Now, where were we? 😉
John Erickson
September 3, 2011
And just where the heck do you live? It’s just shy of 100 degrees here in SE Ohio – do you REALLY needs the flannels?!? 😀
educlaytion
September 2, 2011
How about angst-ridden hitman. Kind of a Jason Statham type with hair. And you can keep the smoking jackets. Your kids will make great apprentices too as one’s already contemplating a ninja lifestyle and hipsters just look good with weapons. Telemarketer wife can arrange all your hits, er, contracts.
Binky
September 2, 2011
A leather-clad punk rock librarian would likely get a lot more boys in the library. Maybe some of them would even start reading.
pattisj
September 2, 2011
I have a feeling in a few years you’ll have enough edge in your life with Fonz & OP. Just sayin.’
monicastangledweb
September 2, 2011
Welcome back. But if you ask me, your six week adventure went pretty fast. Seems like yesterday you were packing up and boarding your plane. So, welcome back. Though it almost seems like you never left.
S. Trevor Swenson
September 2, 2011
Ah the “Ninja Grandpa” Yes I tried that look for a bit. Women didn’t seem to go for it, so I went back to my standard “Slightly Creepy Stalker”, which the ladies really seem to dig
EllieAnn
September 3, 2011
Ha!
Lenore Diane
September 2, 2011
How about the Carol Burnett janitor lady? The clothes seem comfortable. I’m all for comfort. Or, if you prefer a male figure – meh. I’m for comfort. I’m sticking with the Carol Burnett janitor.
HoaiPhai
September 2, 2011
I’ve found the liitle woman responds well to me dressing up as either an Inuit hunter or a Latin pool boy. Would it be possible (and cheap) for you to send me one of those full-length to-the-ankles satin Chinese mandarin-style smoking jackets (with matching beanie)?
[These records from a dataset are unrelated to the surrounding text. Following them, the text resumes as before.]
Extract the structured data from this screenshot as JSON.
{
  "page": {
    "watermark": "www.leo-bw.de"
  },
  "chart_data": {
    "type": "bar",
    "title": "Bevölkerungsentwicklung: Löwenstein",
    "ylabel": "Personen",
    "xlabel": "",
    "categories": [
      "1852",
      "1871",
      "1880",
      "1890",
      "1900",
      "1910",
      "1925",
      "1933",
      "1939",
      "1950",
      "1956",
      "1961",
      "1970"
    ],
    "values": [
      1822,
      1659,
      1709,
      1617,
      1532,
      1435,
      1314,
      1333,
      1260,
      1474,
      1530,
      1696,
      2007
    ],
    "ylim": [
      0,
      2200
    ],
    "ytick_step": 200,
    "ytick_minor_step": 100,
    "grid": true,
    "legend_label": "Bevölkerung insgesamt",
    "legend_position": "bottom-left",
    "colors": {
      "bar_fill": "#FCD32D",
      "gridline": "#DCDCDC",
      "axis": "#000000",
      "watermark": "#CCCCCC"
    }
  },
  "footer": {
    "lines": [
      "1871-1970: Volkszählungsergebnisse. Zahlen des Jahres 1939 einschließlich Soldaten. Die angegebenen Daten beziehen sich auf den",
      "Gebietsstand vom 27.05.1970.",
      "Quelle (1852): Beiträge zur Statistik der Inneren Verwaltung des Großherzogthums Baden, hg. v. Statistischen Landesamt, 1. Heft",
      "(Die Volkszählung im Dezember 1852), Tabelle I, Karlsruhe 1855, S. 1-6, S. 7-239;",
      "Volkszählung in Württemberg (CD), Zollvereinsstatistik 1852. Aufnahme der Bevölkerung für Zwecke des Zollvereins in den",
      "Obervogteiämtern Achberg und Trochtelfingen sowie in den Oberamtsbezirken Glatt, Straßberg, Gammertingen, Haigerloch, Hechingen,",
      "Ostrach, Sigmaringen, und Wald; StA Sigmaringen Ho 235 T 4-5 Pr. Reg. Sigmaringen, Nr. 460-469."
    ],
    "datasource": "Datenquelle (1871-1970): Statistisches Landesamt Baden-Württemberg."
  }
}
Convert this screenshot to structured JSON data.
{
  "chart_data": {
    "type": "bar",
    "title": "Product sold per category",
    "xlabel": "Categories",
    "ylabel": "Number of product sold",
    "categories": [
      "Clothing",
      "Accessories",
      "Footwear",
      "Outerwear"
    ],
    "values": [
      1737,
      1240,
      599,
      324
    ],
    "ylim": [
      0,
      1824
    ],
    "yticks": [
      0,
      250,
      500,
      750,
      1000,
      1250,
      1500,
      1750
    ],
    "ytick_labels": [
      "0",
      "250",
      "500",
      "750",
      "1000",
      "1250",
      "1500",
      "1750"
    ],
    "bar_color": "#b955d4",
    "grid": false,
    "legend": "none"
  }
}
My wife deserves a change from Nanook and Pedro.
ajg
September 3, 2011
haha, steam punk.
don’t drink my beer!
EllieAnn
September 3, 2011
I think a non-smoker in a smoking jacket is enough of a contradiction, but goth Southern belle would be awesome to see on your wife…
Penny
September 3, 2011
I like the style “The Ninja Grandpa”-the Fonz has it down pat !! You go Fonz !!
the Incurable Curmudgeon
September 12, 2011
i’ve had good success as a steam iron.